Justiça seja feita, não é que da actividade da senhora ministra da Cultura não haja outros ecos. Assim, por exemplo, a 17-07-05, informava a agência de informação iraraniana: “Deputy Head of Iran's Tourism and Cultural Heritage Organization for Communication Affairs Mohammad Hassan Atrianfar met withPortuguese Culture Minister Isabel Pires de Lima on the sidelines of an exhibition dubbed `7000-Year Persian Art'. The Portuguese minister expressed her country's willingness to boost cultural cooperation with Iran and termed the Iranian works being on display at the exhibition as ‘surprising’. She then accepted an invitation presented to her by the Iranian official to pay a visit to the Islamic Republic in the near future" (www.iranmania.com... ).

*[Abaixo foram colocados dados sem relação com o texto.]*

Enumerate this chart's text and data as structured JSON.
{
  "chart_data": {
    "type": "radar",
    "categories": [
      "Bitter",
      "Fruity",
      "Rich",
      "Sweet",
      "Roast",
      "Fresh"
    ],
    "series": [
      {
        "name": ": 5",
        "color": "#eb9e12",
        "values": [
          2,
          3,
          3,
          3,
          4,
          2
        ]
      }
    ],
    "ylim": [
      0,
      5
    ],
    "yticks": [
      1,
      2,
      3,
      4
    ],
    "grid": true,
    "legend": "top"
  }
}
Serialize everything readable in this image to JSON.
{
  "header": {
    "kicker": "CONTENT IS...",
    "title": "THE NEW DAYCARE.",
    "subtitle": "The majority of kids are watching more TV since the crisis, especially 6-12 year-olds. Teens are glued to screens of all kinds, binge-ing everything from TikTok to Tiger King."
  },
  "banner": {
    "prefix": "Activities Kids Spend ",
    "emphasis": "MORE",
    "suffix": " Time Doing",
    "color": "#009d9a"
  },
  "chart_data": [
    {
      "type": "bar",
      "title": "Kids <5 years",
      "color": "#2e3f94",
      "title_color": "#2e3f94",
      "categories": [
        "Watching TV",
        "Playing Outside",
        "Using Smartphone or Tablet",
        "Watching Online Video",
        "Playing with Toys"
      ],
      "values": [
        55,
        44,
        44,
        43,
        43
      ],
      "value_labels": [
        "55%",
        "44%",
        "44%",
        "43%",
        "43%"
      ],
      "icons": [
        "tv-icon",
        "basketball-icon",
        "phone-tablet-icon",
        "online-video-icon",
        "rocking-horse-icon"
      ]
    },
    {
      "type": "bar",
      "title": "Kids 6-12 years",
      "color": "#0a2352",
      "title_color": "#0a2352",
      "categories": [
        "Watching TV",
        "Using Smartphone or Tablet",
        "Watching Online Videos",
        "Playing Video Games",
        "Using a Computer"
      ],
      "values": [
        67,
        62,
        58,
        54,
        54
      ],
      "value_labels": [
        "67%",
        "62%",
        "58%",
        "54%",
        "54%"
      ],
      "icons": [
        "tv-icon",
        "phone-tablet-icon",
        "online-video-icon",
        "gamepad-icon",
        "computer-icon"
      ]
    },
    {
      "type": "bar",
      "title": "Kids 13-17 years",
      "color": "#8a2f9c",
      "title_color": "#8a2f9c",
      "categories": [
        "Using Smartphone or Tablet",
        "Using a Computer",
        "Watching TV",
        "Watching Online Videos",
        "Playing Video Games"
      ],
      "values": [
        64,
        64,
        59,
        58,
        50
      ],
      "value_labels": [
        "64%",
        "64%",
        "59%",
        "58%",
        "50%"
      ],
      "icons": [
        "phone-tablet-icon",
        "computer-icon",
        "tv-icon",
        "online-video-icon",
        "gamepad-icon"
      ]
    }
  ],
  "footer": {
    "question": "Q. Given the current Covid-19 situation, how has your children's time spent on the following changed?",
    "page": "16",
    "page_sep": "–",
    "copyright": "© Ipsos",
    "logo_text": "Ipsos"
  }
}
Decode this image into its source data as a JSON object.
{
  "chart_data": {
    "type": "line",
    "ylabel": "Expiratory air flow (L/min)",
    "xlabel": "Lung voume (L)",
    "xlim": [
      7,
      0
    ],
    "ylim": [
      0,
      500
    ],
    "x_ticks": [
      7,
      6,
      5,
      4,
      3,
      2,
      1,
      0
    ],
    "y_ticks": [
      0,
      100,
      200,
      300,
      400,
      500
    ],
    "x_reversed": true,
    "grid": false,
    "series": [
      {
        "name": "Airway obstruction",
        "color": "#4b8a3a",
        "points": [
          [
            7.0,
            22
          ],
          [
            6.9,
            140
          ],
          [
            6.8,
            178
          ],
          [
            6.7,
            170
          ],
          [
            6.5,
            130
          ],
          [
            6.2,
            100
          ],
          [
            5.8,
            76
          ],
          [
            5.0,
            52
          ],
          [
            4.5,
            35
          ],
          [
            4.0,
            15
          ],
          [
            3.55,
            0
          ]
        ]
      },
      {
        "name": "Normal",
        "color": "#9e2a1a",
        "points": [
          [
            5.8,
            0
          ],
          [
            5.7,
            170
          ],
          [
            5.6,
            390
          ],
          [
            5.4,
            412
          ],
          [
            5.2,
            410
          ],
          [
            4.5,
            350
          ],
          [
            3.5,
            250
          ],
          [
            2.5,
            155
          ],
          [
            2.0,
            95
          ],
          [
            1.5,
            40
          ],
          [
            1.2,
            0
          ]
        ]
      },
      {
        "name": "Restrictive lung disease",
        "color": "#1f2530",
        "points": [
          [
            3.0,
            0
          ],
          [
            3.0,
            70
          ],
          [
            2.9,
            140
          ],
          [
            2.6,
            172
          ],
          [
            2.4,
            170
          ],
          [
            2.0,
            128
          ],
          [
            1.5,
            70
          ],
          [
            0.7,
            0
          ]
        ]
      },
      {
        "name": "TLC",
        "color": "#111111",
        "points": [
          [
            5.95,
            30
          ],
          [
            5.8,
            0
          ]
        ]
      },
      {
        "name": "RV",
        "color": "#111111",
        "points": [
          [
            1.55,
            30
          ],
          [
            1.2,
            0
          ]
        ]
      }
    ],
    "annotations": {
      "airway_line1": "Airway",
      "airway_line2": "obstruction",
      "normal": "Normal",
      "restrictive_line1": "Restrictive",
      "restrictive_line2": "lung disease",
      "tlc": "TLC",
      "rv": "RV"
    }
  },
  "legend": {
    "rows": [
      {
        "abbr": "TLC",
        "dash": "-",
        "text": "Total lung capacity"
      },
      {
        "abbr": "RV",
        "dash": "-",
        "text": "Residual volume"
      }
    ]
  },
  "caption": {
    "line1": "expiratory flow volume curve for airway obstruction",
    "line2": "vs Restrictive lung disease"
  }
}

Embora já tendo andado pelas Arábias, não nos chegaram ainda notícias da prometida visita à República Islâmica do Irão. Mas o fascínio da senhora ministra Pires de Lima pelas autocracias está ora patente na exposição do Hermitage, montada na Ajuda, no palácio sede do ministério, com um custo de 1,5 milhões de euros, a que acrescem os 850 mil que, para acolher a montagem, foram necessários às obras na galeria de D. Luís. Isto, num sector, a Cultura, e num sub-sector, o museológico, claramente suborçamentados.
“Provincianismo atroz”, exclama a ilustre queiroziana perante as críticas à operação-Hermitage. Em tão elevada auto-estima, sucede à senhora ministra Pires de Lima ser obnubilada pela própria imagem e involutariamente se auto-classificar.
Sucede que, azar, logo a realidade veio bater à porta, e com isso uma inequívoca demonstração, mais outra, do que é o carácter político de Isabel Pires de Lima: falo de trapalhadas e incapacidades do Instituto dos Museus e da Conservação, IPMC.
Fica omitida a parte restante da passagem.